Oxidative stress has a critical role in the pathogenesis of acetaminophen (APAP) induced hepatocellular necrosis, and the identification of novel approaches to attenuate oxidative stress is essential to prevent/revert the disease. This study investigated the role of both HIF-1 and HIF-2 in the pathogenesis of APAP-induced oxidative stress, as well as the underlying mechanisms. In the present study, we initially found that knockout of HIF-1 alpha or HIF-2 alpha reduced APAP toxicity, and double knockout afforded the best protection. APAP treatment led to stabilization of both HIF-1 alpha and HIF-2 alpha in mouse livers. Moreover, the protective effects of HIF deficiency were related to the attenuated oxidative stress. Further experiments proved that PPAR alpha, a master regulator in cellular metabolism accounted for the HIF deficiency-caused protective impact on APAP toxicity. Inactivation of HIFs promoted the expression of peroxisome proliferator-activated receptor a (PPARa) in the liver, which in turn activated nuclear factor erythroid 2-related factor 2 (Nrf2). Knockdown of PPARa or Nrf2 negated the hepatoprotection afforded by HIF deficiency. At last, examination of the PPARa promoter identified a HIF-binding site and HIF-dependent repression of PPARa in hepatocytes by luciferase reporter and EMSA study.
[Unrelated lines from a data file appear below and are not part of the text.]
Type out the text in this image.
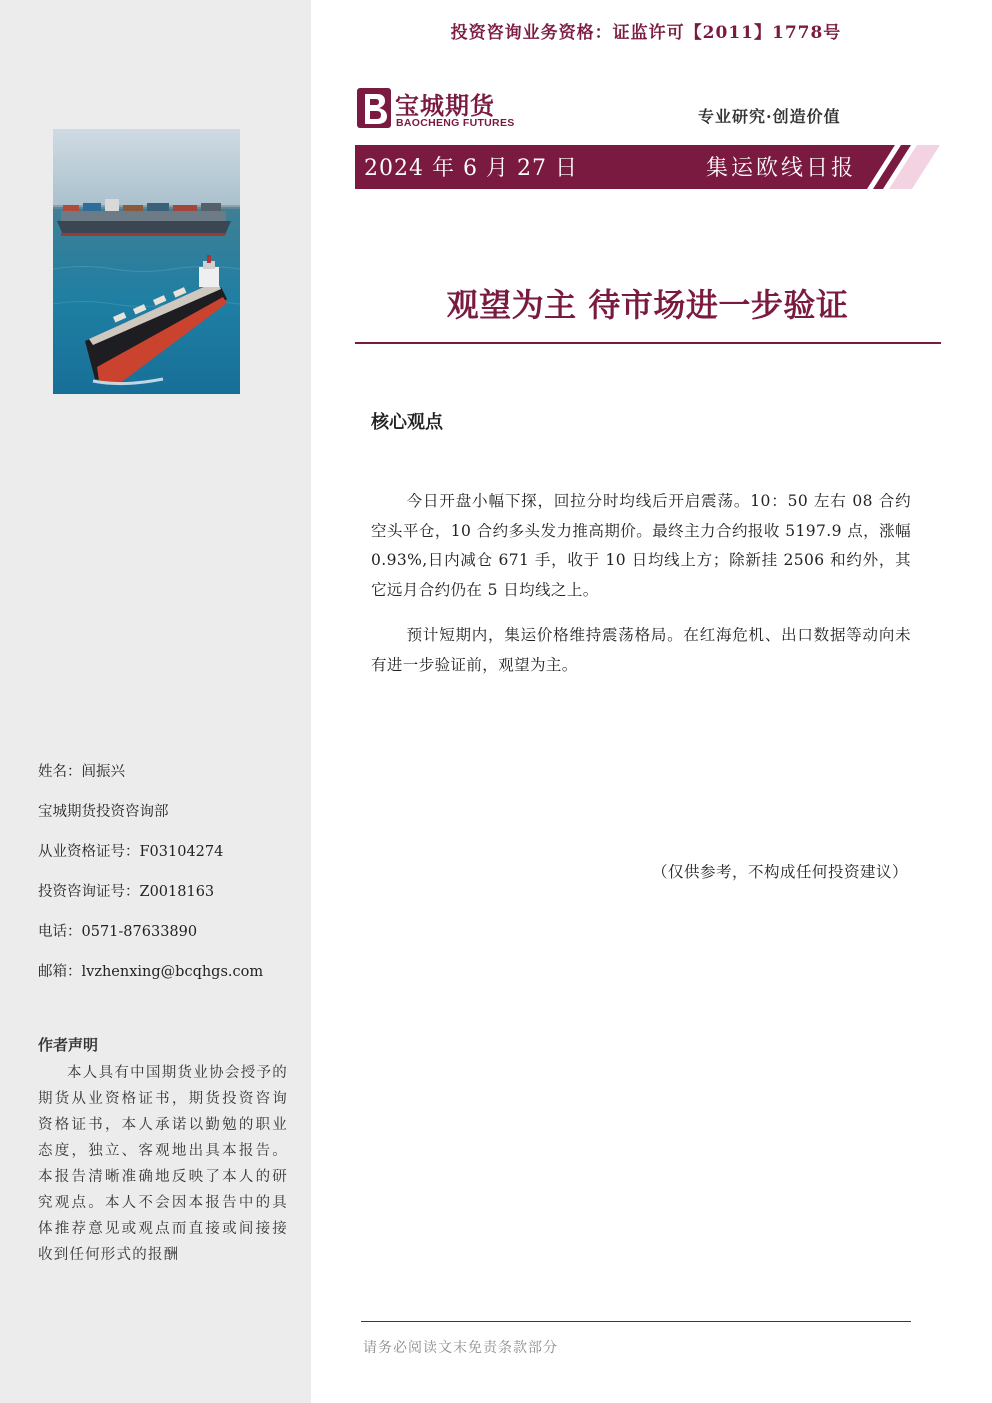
姓名：闾振兴
宝城期货投资咨询部
从业资格证号：F03104274
投资咨询证号：Z0018163
电话：0571-87633890
邮箱：lvzhenxing@bcqhgs.com
作者声明
本人具有中国期货业协会授予的期货从业资格证书，期货投资咨询资格证书，本人承诺以勤勉的职业态度，独立、客观地出具本报告。本报告清晰准确地反映了本人的研究观点。本人不会因本报告中的具体推荐意见或观点而直接或间接接收到任何形式的报酬
投资咨询业务资格：证监许可【2011】1778号
宝城期货
BAOCHENG FUTURES	专业研究·创造价值
2024 年 6 月 27 日	集运欧线日报
观望为主 待市场进一步验证
核心观点
今日开盘小幅下探，回拉分时均线后开启震荡。10：50 左右 08 合约空头平仓，10 合约多头发力推高期价。最终主力合约报收 5197.9 点，涨幅 0.93%,日内减仓 671 手，收于 10 日均线上方；除新挂 2506 和约外，其它远月合约仍在 5 日均线之上。
预计短期内，集运价格维持震荡格局。在红海危机、出口数据等动向未有进一步验证前，观望为主。
（仅供参考，不构成任何投资建议）
请务必阅读文末免责条款部分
Taken together, Our results demonstrate that HIFs are key suppressors of PPARa in the liver, thereby compromising the adaptive defense mechanisms against oxidative stress when confronted with APAP. These findings are important to the etiology and therapeutics of APAP hepatotoxicity. The functional link between HIFs and PPARa may have more implications in liver physiology and other pathologic conditions than APAP injury.